Figure 6. The reticulons localize to the edges of ER sheets

(A) The localization of endogenous Rtn4a and 4b is compared with that of Climp63 using indirect immunofluorescence with specific antibodies in COS7 cells. The lower row panels show enlargements of the boxed region. Arrows point to reticulons lining the sheets. The right most panel shows merged images. (B) As in (A), but with cells overexpressing FLAG-Climp63. (C) GFP-Rtn1p (green) and ssRFP-HDEL (red) were co-expressed in wild type S. cerevisiae cells and the cortical ER was visualized by fluorescence microscopy. Scale bar, 5 μm. (D) As in (C), except that the cells had proliferated ER sheets caused by deletion of SEY1 and YOP1 (sey1Δyop1Δ). (E) As in (C), except the cells had proliferated ER sheets caused by deletion of OPI1 (opi1Δ). The cells also contained an empty vector as a control for panels (F) and (G). (F) As in (E), except that untagged Rtn1p was expressed under the endogenous promoter from a CEN plasmid. (G) As in (E), except that untagged Rtn1p was expressed under the endogenous promoter from a 2μ plasmid. (H) Quantification of the experiments in (C) and (E–G). The relative area of ER sheets was determined from the area of ssRFP-HDEL fluorescence that did not co-localize with GFP-Rtn1p fluorescence and divided by the total area of ssRFP-HDEL fluorescence. 14 to 38 cells were analyzed and the mean and standard error were calculated.

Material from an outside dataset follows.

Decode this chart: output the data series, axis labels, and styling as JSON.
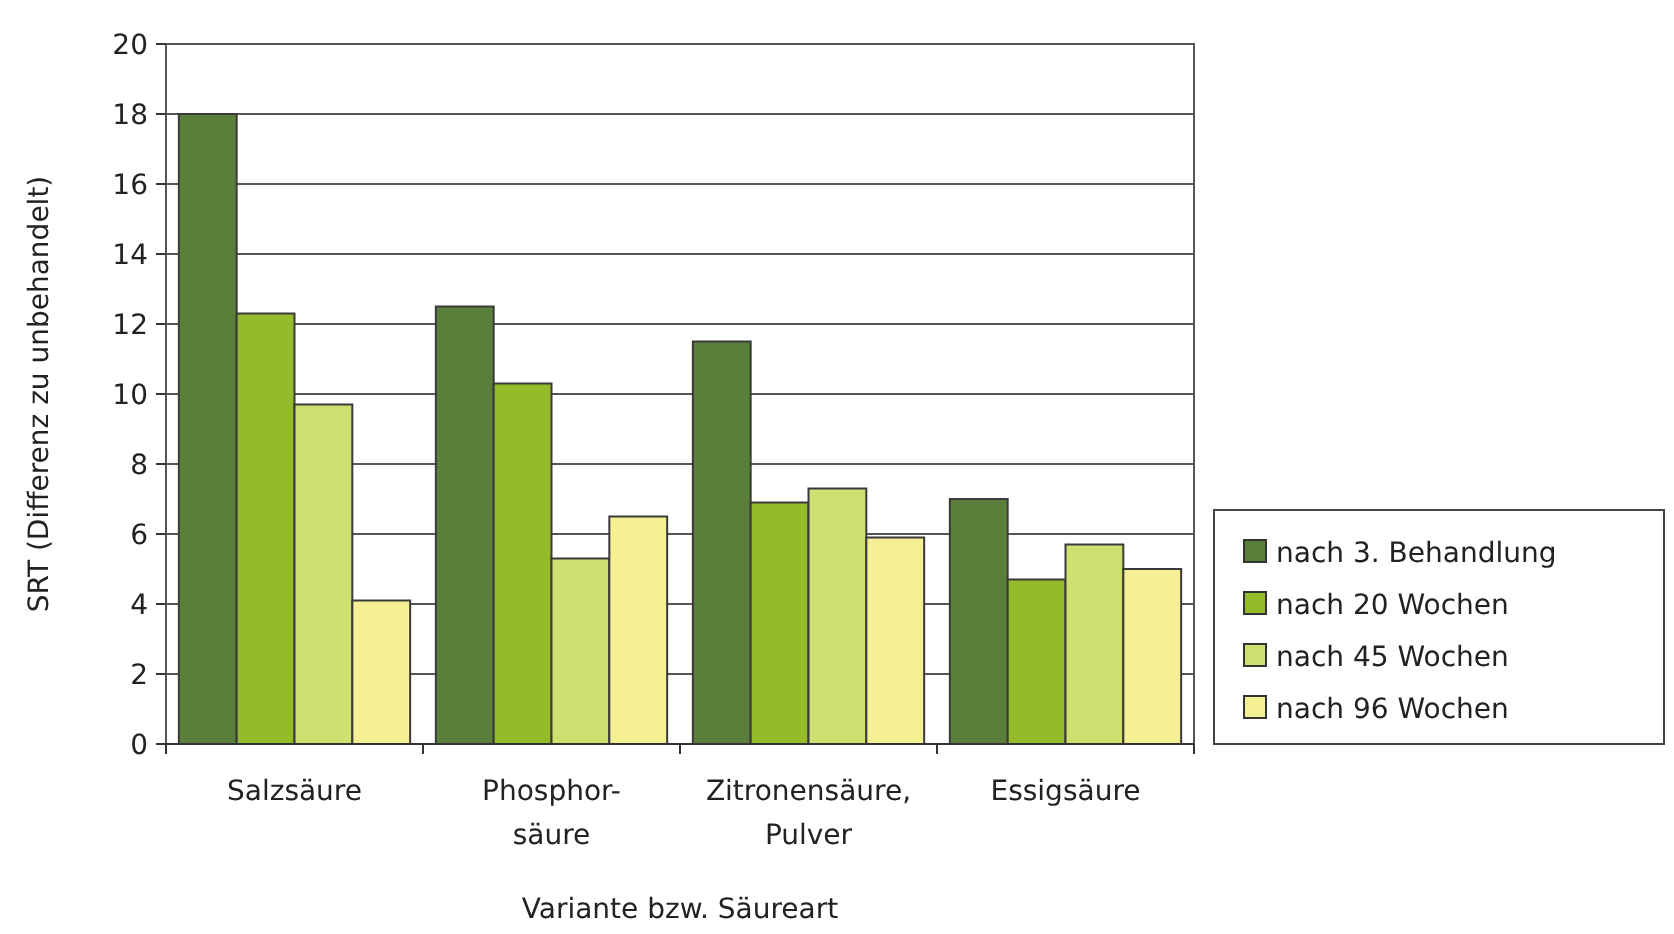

Figure 7. Modeling of the effect of curvature-stabilizing and sheet-promoting proteins on ER morphology

(A) The reticulons and DP1/Yop1p (yellow arcs) are assumed to localize exclusively to tubules and sheet edges, generating and stabilizing these high curvature membranes. Stabilization of sheet edges enables the upper and lower membranes of the sheet to adopt planar shapes. (B) Top view of membrane shapes computed by the theoretical model for increasing Γ values. The computation was performed for a total membrane area corresponding to 1μm radius of the initial disc-like shape, a 15nm cross-section radius of the tubules and edges, and a 40 nm optimal distance between the arc-like proteins at the edge (see Supplemental Information). Change of Γ from 1 to 2.1(blue to red) corresponds to increasing the number of curvature-stabilizing proteins N_c from 140 to 290. (C) Γ values and membrane shapes were calculated for different numbers of curvature-stabilizing and sheet-promoting proteins, N_c and N_s. The colors correspond to the membrane shapes shown in Figure 7B. The colored lines on the bottom plane of the diagram represent the relationship between N_c and N_s for a given shape of the system. (D) Γ values and membrane shapes were computed for different N_s values at N_c = 290. The shapes refer to N_s = 0, 500, and 1000.